From God's fullness we have all received, grace upon grace
Great expectations

Great expectations

In his sermon this morning, Andrew spoke about expectations with reference to the appointment of the new Dean. We tend to hope that the new person will come in and sort out all our issues and weaknesses and lead us forward to success and the promised land. Andrew warned us that this won’t happen. I can confirm that it doesn’t happen in the civil service either, and it doesn’t happen when a new government is elected (I’m thinking of 1997 here; my expectations of 2010 have sadly been met and more). My memory of his sermon gets pretty hazy here, but Andrew may well have said something along the lines that God works in the unexpected, never more than in the Incarnation.

In the discussion afterwards, one of the congregation who is a teacher said that expectation can be good; having high expectations of students can lead them to do better. People in general tend to live up to or down to expectations. The problem is when the expectations are unrealistic.

I remembered something I have learnt during the last few months of centring prayer. Previously, I thought of contemplative prayer as waiting in expectation for God, and remember reading of intercessory prayer that we should always ask in expectation that God will answer. Well yes. But the American Cisterican monk Thomas Keating teaches in Open Mind, Open Heart: “Have no expectation in [centring] prayer. It’s an exercise of effortlessness, of letting go. To try is a thought [that is, a distraction]… To struggle is to want to achieve something.
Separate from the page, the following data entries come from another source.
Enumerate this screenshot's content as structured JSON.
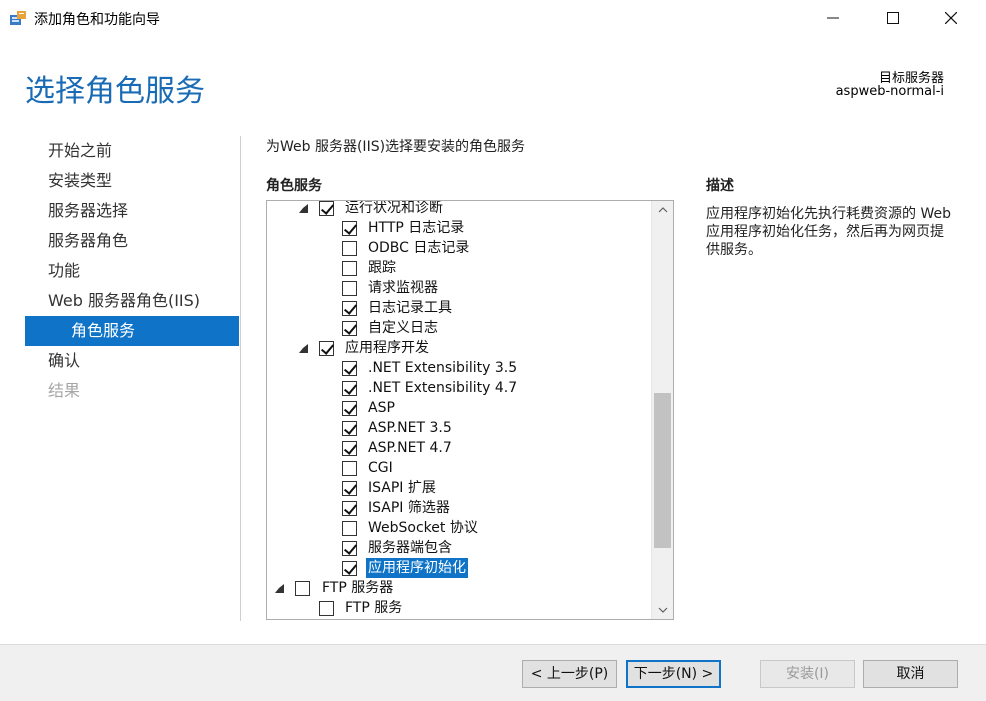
{
  "window": {
    "title": "添加角色和功能向导",
    "app_icon": "server-manager-icon"
  },
  "header": {
    "page_title": "选择角色服务",
    "target_label": "目标服务器",
    "target_name": "aspweb-normal-i"
  },
  "nav": {
    "items": [
      {
        "label": "开始之前",
        "state": "normal"
      },
      {
        "label": "安装类型",
        "state": "normal"
      },
      {
        "label": "服务器选择",
        "state": "normal"
      },
      {
        "label": "服务器角色",
        "state": "normal"
      },
      {
        "label": "功能",
        "state": "normal"
      },
      {
        "label": "Web 服务器角色(IIS)",
        "state": "normal"
      },
      {
        "label": "角色服务",
        "state": "active"
      },
      {
        "label": "确认",
        "state": "normal"
      },
      {
        "label": "结果",
        "state": "disabled"
      }
    ]
  },
  "main": {
    "instruction": "为Web 服务器(IIS)选择要安装的角色服务",
    "list_header": "角色服务",
    "tree": [
      {
        "label": "运行状况和诊断",
        "level": 1,
        "checked": true,
        "expanded": true
      },
      {
        "label": "HTTP 日志记录",
        "level": 2,
        "checked": true
      },
      {
        "label": "ODBC 日志记录",
        "level": 2,
        "checked": false
      },
      {
        "label": "跟踪",
        "level": 2,
        "checked": false
      },
      {
        "label": "请求监视器",
        "level": 2,
        "checked": false
      },
      {
        "label": "日志记录工具",
        "level": 2,
        "checked": true
      },
      {
        "label": "自定义日志",
        "level": 2,
        "checked": true
      },
      {
        "label": "应用程序开发",
        "level": 1,
        "checked": true,
        "expanded": true
      },
      {
        "label": ".NET Extensibility 3.5",
        "level": 2,
        "checked": true
      },
      {
        "label": ".NET Extensibility 4.7",
        "level": 2,
        "checked": true
      },
      {
        "label": "ASP",
        "level": 2,
        "checked": true
      },
      {
        "label": "ASP.NET 3.5",
        "level": 2,
        "checked": true
      },
      {
        "label": "ASP.NET 4.7",
        "level": 2,
        "checked": true
      },
      {
        "label": "CGI",
        "level": 2,
        "checked": false
      },
      {
        "label": "ISAPI 扩展",
        "level": 2,
        "checked": true
      },
      {
        "label": "ISAPI 筛选器",
        "level": 2,
        "checked": true
      },
      {
        "label": "WebSocket 协议",
        "level": 2,
        "checked": false
      },
      {
        "label": "服务器端包含",
        "level": 2,
        "checked": true
      },
      {
        "label": "应用程序初始化",
        "level": 2,
        "checked": true,
        "selected": true
      },
      {
        "label": "FTP 服务器",
        "level": 0,
        "checked": false,
        "expanded": true
      },
      {
        "label": "FTP 服务",
        "level": 1,
        "checked": false
      }
    ],
    "scroll_position": 0.48
  },
  "description": {
    "header": "描述",
    "text": "应用程序初始化先执行耗费资源的 Web 应用程序初始化任务，然后再为网页提供服务。"
  },
  "footer": {
    "prev_label": "< 上一步(P)",
    "next_label": "下一步(N) >",
    "install_label": "安装(I)",
    "cancel_label": "取消"
  },
  "colors": {
    "accent": "#0f74c8",
    "title": "#1a6bb5"
  }
}
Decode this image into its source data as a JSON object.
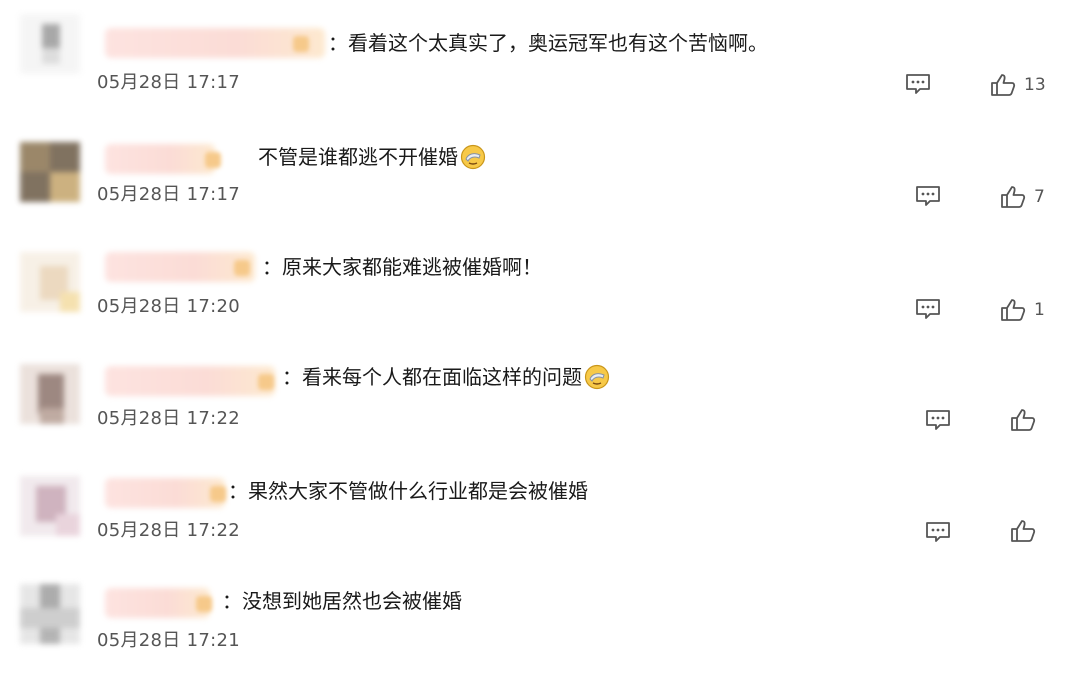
{
  "icons": {
    "reply": "comment-bubble-icon",
    "like": "thumbs-up-icon",
    "emoji": "facepalm-emoji-icon"
  },
  "colors": {
    "text": "#1a1a1a",
    "timestamp": "#555555",
    "icon_stroke": "#555555",
    "name_blur": "#fbdcd6"
  },
  "comments": [
    {
      "text": "：看着这个太真实了，奥运冠军也有这个苦恼啊。",
      "time": "05月28日 17:17",
      "likes": "13",
      "has_emoji": false
    },
    {
      "text": "不管是谁都逃不开催婚",
      "time": "05月28日 17:17",
      "likes": "7",
      "has_emoji": true
    },
    {
      "text": "：原来大家都能难逃被催婚啊！",
      "time": "05月28日 17:20",
      "likes": "1",
      "has_emoji": false
    },
    {
      "text": "：看来每个人都在面临这样的问题",
      "time": "05月28日 17:22",
      "likes": "",
      "has_emoji": true
    },
    {
      "text": "：果然大家不管做什么行业都是会被催婚",
      "time": "05月28日 17:22",
      "likes": "",
      "has_emoji": false
    },
    {
      "text": "：没想到她居然也会被催婚",
      "time": "05月28日 17:21",
      "likes": "",
      "has_emoji": false
    }
  ]
}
That is to aim at the future, whereas this method of prayer is designed to bring you into the present moment. Expectations also refer to the future; hence they, too, are thoughts.”

So rather than living in expectation and the future, I more than anything need to live in openness and the present moment. It was written for use at Easter, but this prayer by Janet Morley seems apposite this Advent too: “O unfamiliar God, we seek you in the places you have already left and fail to see you even when you stand before us. Grant us so to recognise your strangeness that we need not cling to our familiar grief, but may be freed to proclaim resurrection in the name of Christ. Amen.”